Kassel. Barockmusik mit Violine und Knopfakkordeon? Das ist ein Anachronismus, der verblüffend gut funktioniert. Obwohl das Akkordeon in der Epoche von Corelli, Vivaldi und Pergolesi noch nicht erfunden war, vermag es die Rolle eines barocken Begleitinstruments auf reizvollste Weise auszufüllen. Wie beim Konzert mit Hildrun-Luise Jauch (Violine) und Mykola Avramchuk (Bajan-Akkordeon) in der Klosterkirche Nords-hausen.

Die beiden Kasseler Musiker, die das Duo Ailé bilden, spielten bestens aufgelegt, ja beflügelt, wie es das französische Wort „ailé“ verspricht, Werke der genannten Komponisten, aber auch weniger Bekanntes. Etwa eine Sonate von Johann Adam Birkenstock (1687-1733), der einst in Kassel gewirkt hat und dessen e-Moll-Stück sich vor Corelli und Pergolesi nicht zu verstecken brauchte.
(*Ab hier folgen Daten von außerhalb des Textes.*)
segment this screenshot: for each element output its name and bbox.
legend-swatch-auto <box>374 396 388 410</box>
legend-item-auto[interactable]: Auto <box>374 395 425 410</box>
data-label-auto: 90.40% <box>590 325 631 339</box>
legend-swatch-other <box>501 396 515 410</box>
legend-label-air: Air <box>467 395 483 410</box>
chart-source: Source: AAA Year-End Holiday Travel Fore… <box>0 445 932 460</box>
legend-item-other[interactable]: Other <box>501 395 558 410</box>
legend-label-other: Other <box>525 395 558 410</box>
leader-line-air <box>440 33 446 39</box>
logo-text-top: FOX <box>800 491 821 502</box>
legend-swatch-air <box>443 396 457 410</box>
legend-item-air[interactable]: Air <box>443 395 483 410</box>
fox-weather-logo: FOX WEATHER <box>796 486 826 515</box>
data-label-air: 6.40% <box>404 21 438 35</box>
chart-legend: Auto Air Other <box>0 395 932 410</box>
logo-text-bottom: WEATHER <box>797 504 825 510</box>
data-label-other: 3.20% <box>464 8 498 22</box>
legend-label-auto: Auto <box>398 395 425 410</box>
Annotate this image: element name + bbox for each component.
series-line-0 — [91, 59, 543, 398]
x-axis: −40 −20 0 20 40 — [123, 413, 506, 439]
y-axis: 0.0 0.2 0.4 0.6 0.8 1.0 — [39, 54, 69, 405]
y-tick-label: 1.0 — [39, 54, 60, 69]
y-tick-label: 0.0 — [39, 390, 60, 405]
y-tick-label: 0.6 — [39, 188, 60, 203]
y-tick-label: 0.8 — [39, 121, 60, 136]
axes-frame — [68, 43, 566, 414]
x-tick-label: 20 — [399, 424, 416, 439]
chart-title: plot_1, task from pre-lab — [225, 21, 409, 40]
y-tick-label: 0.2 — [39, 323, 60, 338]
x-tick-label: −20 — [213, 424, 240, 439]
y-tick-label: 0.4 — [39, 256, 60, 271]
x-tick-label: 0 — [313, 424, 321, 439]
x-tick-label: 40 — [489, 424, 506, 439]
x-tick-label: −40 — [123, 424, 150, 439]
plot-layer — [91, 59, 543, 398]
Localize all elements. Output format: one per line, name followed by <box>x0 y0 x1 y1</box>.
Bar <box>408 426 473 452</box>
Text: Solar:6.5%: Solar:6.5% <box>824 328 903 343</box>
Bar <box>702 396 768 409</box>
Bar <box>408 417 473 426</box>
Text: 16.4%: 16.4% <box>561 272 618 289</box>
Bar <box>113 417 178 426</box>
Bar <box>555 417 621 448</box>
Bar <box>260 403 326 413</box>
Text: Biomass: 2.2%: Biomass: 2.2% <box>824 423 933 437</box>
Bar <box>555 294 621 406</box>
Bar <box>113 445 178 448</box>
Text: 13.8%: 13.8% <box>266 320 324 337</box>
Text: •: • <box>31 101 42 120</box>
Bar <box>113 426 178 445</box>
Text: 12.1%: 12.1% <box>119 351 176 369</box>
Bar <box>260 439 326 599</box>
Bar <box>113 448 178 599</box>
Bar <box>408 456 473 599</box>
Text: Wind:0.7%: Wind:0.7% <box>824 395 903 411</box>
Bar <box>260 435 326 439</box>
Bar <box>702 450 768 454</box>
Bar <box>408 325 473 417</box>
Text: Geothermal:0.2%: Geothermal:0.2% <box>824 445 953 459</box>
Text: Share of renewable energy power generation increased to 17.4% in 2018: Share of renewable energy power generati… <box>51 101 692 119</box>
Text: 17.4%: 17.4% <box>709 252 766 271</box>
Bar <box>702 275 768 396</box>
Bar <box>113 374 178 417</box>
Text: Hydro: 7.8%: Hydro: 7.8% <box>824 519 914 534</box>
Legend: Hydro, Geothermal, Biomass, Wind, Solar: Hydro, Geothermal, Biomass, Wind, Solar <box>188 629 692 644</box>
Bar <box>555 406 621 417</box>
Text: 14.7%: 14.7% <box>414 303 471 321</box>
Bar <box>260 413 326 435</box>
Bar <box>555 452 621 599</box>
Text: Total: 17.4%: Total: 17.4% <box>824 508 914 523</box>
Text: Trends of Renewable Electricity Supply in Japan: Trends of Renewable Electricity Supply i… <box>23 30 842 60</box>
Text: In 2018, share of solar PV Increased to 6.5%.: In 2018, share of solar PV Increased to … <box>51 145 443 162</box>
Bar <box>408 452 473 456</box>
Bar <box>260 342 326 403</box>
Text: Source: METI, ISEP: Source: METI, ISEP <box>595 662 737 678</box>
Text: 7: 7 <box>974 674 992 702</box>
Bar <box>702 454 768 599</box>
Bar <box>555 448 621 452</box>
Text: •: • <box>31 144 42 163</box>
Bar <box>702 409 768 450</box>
Insgesamt erfreute das Zusammenspiel durch Elan und dynamischen Feinschliff, wobei die Akustik das Wohlgefallen an der intimen Besetzung noch verstärkte. Die Generalbass-Begleitung des Bajans atmete gleichsam mit den mal fragilen, mal offensiven Geigentönen, schmiegte sich weich an die Melodie, setzte aber auch Akzente wie feine Nadelstiche. Den kräftigen Beifall der 60 Gäste beantwortete der Zugabenblock mit einer Musik, die in ihrer sinnlichen Vitalität manche Verwandtschaft mit dem barocken Idiom ausweist: Es gab Tangos von Roberto Firpo („El Amanecer“) und Astor Piazzolla („Oblivion“, „Libertango“).